Dataset used for ACL 2012 Student Research Workshop paper
Several approaches have been proposed for the automatic acquisition of multiword expressions from corpora. However, there is no agreement about which of them presents the best cost-benefit ratio, as they have been evaluated in distinct datasets and/or languages. To address this issue, we investigate these techniques analysing the following dimensions: expression type (compound nouns, phrasal verbs), language (English, French) and corpus size.
This directory contains the results of the evaluation/MAP for each tool and each configuration, as well as the execution times of each step of each tool.

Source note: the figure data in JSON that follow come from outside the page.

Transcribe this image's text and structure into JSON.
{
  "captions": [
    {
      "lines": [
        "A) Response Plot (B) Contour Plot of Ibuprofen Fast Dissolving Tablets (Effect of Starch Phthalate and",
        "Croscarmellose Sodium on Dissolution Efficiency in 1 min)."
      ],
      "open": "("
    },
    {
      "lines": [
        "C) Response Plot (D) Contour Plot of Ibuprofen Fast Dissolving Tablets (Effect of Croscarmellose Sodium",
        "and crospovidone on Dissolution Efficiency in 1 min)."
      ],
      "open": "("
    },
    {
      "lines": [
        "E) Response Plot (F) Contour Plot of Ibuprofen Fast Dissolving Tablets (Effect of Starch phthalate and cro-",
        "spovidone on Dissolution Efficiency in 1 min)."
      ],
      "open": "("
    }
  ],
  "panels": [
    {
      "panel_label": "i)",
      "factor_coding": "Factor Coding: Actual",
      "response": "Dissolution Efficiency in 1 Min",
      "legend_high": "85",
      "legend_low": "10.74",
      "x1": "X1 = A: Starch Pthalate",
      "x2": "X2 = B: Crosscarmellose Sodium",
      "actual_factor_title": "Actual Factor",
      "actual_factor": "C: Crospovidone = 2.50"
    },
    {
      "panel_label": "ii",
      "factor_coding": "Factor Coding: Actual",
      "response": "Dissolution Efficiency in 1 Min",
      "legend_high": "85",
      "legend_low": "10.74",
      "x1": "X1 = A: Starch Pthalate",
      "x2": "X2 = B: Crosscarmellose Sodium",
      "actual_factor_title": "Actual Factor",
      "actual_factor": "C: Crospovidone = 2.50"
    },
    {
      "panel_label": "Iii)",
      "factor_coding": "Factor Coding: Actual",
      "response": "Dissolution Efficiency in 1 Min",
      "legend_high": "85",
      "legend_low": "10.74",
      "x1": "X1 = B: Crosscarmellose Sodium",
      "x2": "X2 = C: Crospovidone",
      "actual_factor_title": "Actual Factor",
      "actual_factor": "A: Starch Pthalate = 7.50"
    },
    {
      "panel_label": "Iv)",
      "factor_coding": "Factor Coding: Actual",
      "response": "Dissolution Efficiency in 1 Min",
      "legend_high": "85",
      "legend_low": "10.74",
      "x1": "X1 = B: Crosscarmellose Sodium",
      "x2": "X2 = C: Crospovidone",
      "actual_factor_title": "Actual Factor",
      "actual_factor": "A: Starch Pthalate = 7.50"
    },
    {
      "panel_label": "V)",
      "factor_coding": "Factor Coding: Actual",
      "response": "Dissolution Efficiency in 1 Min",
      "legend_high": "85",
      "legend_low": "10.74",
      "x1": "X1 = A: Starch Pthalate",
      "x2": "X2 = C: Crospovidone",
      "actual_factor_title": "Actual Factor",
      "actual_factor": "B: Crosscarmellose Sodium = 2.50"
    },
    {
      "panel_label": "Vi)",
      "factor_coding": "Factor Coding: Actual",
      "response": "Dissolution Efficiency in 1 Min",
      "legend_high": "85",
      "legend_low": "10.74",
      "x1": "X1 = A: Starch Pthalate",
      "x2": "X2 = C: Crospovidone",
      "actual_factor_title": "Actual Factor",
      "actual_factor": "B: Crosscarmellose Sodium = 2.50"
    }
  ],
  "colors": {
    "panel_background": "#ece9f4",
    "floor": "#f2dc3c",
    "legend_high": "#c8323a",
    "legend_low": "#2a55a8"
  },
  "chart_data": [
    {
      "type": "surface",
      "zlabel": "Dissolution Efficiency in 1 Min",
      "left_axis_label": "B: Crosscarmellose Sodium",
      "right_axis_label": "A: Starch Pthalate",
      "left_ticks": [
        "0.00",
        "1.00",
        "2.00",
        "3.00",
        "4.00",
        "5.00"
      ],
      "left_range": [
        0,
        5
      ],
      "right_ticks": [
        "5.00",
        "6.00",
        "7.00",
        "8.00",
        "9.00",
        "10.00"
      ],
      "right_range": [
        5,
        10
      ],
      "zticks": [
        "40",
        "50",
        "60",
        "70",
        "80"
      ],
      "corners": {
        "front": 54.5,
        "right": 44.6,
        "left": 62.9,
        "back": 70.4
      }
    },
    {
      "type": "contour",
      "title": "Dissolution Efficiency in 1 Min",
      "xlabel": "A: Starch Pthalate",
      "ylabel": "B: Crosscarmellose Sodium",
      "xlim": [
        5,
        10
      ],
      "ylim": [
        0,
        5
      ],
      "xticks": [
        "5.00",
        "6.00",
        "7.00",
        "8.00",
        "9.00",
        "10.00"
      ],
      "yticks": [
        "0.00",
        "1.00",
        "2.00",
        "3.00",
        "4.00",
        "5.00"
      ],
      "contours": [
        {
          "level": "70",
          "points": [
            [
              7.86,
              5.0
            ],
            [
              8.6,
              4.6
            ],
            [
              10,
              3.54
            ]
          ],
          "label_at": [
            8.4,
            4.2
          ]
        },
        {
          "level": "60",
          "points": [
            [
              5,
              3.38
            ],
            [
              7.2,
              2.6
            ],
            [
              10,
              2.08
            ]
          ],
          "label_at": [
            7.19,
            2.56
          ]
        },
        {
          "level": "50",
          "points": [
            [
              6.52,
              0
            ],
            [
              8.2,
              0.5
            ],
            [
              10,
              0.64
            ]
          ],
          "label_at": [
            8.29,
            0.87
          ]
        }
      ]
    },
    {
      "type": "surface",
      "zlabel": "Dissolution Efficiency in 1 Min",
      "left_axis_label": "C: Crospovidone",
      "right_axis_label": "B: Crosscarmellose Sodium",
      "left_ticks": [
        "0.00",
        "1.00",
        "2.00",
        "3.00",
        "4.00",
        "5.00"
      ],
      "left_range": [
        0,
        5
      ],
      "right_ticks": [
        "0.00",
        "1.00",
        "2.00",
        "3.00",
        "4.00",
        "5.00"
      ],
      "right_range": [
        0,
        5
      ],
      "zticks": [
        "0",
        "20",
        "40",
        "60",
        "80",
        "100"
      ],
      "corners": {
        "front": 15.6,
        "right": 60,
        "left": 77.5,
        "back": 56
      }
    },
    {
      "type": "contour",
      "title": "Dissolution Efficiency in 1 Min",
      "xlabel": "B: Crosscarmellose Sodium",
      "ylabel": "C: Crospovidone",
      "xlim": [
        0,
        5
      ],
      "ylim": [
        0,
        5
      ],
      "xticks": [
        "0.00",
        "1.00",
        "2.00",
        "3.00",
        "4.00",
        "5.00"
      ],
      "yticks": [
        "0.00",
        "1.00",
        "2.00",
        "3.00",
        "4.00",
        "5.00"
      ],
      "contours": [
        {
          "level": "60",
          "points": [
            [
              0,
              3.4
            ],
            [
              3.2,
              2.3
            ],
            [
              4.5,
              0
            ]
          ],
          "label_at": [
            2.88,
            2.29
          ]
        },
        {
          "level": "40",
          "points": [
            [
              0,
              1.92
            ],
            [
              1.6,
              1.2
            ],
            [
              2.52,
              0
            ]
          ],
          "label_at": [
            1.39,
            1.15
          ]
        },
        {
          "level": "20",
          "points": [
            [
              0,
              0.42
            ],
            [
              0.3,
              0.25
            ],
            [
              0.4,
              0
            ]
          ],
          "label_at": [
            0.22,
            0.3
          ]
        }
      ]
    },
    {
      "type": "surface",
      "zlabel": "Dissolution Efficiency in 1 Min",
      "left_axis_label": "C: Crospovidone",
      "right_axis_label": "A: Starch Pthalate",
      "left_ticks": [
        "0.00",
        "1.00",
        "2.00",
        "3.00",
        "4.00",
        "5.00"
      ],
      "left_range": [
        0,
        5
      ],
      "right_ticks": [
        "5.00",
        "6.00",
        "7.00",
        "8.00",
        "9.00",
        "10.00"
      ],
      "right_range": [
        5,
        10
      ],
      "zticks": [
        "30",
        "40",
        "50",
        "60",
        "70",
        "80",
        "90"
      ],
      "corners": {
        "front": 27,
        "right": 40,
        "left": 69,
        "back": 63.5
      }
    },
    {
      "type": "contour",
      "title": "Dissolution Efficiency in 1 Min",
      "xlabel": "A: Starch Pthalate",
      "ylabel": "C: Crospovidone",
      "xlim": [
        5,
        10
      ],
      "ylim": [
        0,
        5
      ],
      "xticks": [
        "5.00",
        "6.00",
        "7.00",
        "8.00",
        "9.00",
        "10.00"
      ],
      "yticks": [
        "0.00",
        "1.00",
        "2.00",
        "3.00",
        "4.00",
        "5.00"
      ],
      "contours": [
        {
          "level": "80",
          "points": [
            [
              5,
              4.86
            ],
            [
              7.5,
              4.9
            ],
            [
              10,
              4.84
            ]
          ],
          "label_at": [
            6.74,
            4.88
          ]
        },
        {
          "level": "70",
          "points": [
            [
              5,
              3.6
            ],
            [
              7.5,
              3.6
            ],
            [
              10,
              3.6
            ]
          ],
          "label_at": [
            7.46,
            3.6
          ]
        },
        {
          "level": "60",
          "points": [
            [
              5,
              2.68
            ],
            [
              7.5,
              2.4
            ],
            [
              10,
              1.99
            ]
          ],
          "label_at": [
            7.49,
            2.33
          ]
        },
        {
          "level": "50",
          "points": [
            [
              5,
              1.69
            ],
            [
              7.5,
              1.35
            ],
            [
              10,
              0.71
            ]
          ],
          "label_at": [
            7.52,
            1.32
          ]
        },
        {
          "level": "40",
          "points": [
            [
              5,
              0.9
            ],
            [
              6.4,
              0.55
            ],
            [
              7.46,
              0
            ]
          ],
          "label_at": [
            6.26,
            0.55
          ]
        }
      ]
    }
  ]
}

It also contains the corpora from which the candidates have been extracted, the references used for evaluation, and the scripts used to run the experiments.
More details and result analysis can be found in the paper:
Carlos Ramisch, Vitor De Araujo and Aline Villavicencio. 2012. A Broad Evaluation of Techniques for Automatic Acquisition of Multiword Expressions. In Proceedings of the ACL 2012 Student Research Workshop, Jeju, Republic of Korea, Aug. ACL.
/runEval.shThis will generate directories with the results for each tool (localmaxs/, mwetk/, nsp/, ucs/), as well as a times/ directory containing the execution times for each step of execution of each tool. This will take around 24h to complete, depending on the computer.
./timetable.shThis script will collect the time information generated by runEval.sh, as well as the evaluation/MAP information, and print it.
./intersections.shThis script generates tables of the number of candidates that are common for each pair of tools, one table per corpus size, candidate type (noun compound or verb-particle), and language (en or fr).